Мама промолчала, но по тому, как сердито чиркала она спичкой зажигая папиросу, я видел, что это ей не по вкусу - бросать наш новый красивый дом и прятаться у Мешади Курбана.
Одноэтажный дом Мешади Курбана, состоявший из пяти-шести комнат, был набит до отказа, Мешади Курбан был всего лишь мясник, но в городе его уважали. И не только потому, что у него были отары овец и десятки наемных чабанов, а потому что он обладал решительным нравом, покровительствовал слабым и беззащитным, и не было случая, чтоб кто-нибудь заставил его дважды повторить свою просьбу. По приказу Мешади Курбана в саду разожгли несколько очагов и женщины варили еду в больших медных казанах - Мешади Курбан велел прирезать несколько баранов.

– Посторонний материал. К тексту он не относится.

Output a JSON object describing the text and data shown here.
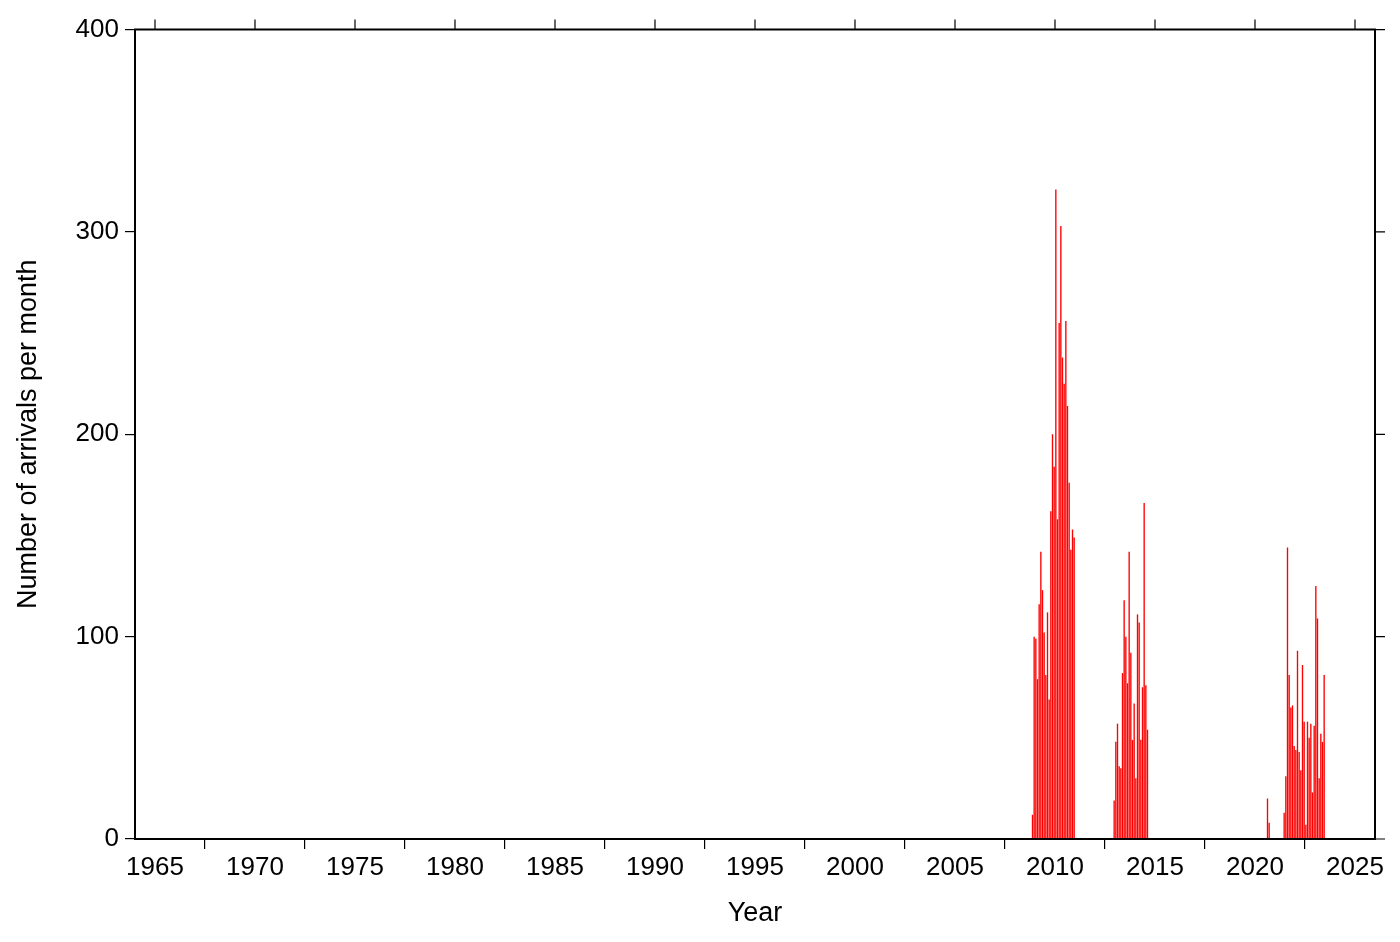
{
  "chart_data": {
    "type": "bar",
    "xlabel": "Year",
    "ylabel": "Number of arrivals per month",
    "xlim": [
      1964,
      2026
    ],
    "xticks": [
      1965,
      1970,
      1975,
      1980,
      1985,
      1990,
      1995,
      2000,
      2005,
      2010,
      2015,
      2020,
      2025
    ],
    "ylim": [
      0,
      400
    ],
    "yticks": [
      0,
      100,
      200,
      300,
      400
    ],
    "grid": false,
    "legend": false,
    "series": [
      {
        "color": "#ff0000",
        "x": [
          2008.875,
          2008.958,
          2009.042,
          2009.125,
          2009.208,
          2009.292,
          2009.375,
          2009.458,
          2009.542,
          2009.625,
          2009.708,
          2009.792,
          2009.875,
          2009.958,
          2010.042,
          2010.125,
          2010.208,
          2010.292,
          2010.375,
          2010.458,
          2010.542,
          2010.625,
          2010.708,
          2010.792,
          2010.875,
          2010.958,
          2012.958,
          2013.042,
          2013.125,
          2013.208,
          2013.292,
          2013.375,
          2013.458,
          2013.542,
          2013.625,
          2013.708,
          2013.792,
          2013.875,
          2013.958,
          2014.042,
          2014.125,
          2014.208,
          2014.292,
          2014.375,
          2014.458,
          2014.542,
          2014.625,
          2020.625,
          2020.708,
          2021.458,
          2021.542,
          2021.625,
          2021.708,
          2021.792,
          2021.875,
          2021.958,
          2022.042,
          2022.125,
          2022.208,
          2022.292,
          2022.375,
          2022.458,
          2022.542,
          2022.625,
          2022.708,
          2022.792,
          2022.875,
          2022.958,
          2023.042,
          2023.125,
          2023.208,
          2023.292,
          2023.375,
          2023.458
        ],
        "values": [
          12,
          100,
          99,
          79,
          116,
          142,
          123,
          102,
          81,
          112,
          69,
          162,
          200,
          184,
          321,
          158,
          255,
          303,
          238,
          225,
          256,
          214,
          176,
          143,
          153,
          149,
          19,
          48,
          57,
          36,
          35,
          82,
          118,
          100,
          77,
          142,
          92,
          49,
          67,
          30,
          111,
          107,
          49,
          75,
          166,
          76,
          54,
          20,
          8,
          13,
          31,
          144,
          81,
          65,
          66,
          46,
          44,
          93,
          43,
          34,
          86,
          58,
          7,
          58,
          50,
          57,
          23,
          56,
          125,
          109,
          30,
          52,
          48,
          81
        ]
      }
    ]
  }
}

Мужчины, сбившись в кружок, встревоженно переговаривались, но сам хозяин спокойно попыхивал короткой трубкой и слушал, что говорят другие. Высокий, широкоплечий, с большим орлиным носом, он был величественен и недоступен. Огромные волкодавы, сидевшие на цепях в глубине сада, взволнованные, возбужденные мужские лица, а главное - Мешади Курбаи в своей величавой невозмутимости - все это уводило меня в мир легенд и преданий. Я старался быть как можно незаметнее, но неотступно вертелся возле отца, пытаясь не пропустить ни слова.
- Уверяю вас, наши ведут себя глупо! Ну зачем мешать царской армии убраться восвояси? Кому нужны жертвы? Какой в этом смысл?
- Ты прав! - горячо поддерживал отца бакалейщик Дашдамир. - Ну перебьют две-три сотни солдат. Кому от этого прок?
- Да зачем убивать? - горячился отец. - Если солдат - значит, бей! А ведь он чей-то сын. У него мать есть, есть родина. И не по своей воле оказался он в наших местах.
- Верно, - согласился портной Санти, толстяк-армянин, старый приятель отца. - Несчастные парни.
... Утром издалека донесся шум, крики, конский топот... Звуки эти становились все громче и, наконец, превратились в сплошной гул, сквозь который прорезывались приближающиеся выстрелы.
- Да-а... - задумчиво протянул отец. - Похоже, войска вошли в город.
Мешади Курбан вынул изо рта трубку.
- Возьмите винтовки, - приказал он своим людям. - Идите вон туда, на косогор. Если войска пройдут спокойно, не открывайте стрельбу. Если увидите, что грабят, бесчинствуют, не щадите! Мы тоже выйдем.
Парней пять с винтовками и патронташами радостно сорвались с места, будто спешили на свадьбу.
Мешади Курбан задумчиво вытряхнул пепел из трубки, сунул ее в карман длиннополого пиджака, легко поднялся по лестнице и вернулся из дома с двумя патронташами и пятизарядкой.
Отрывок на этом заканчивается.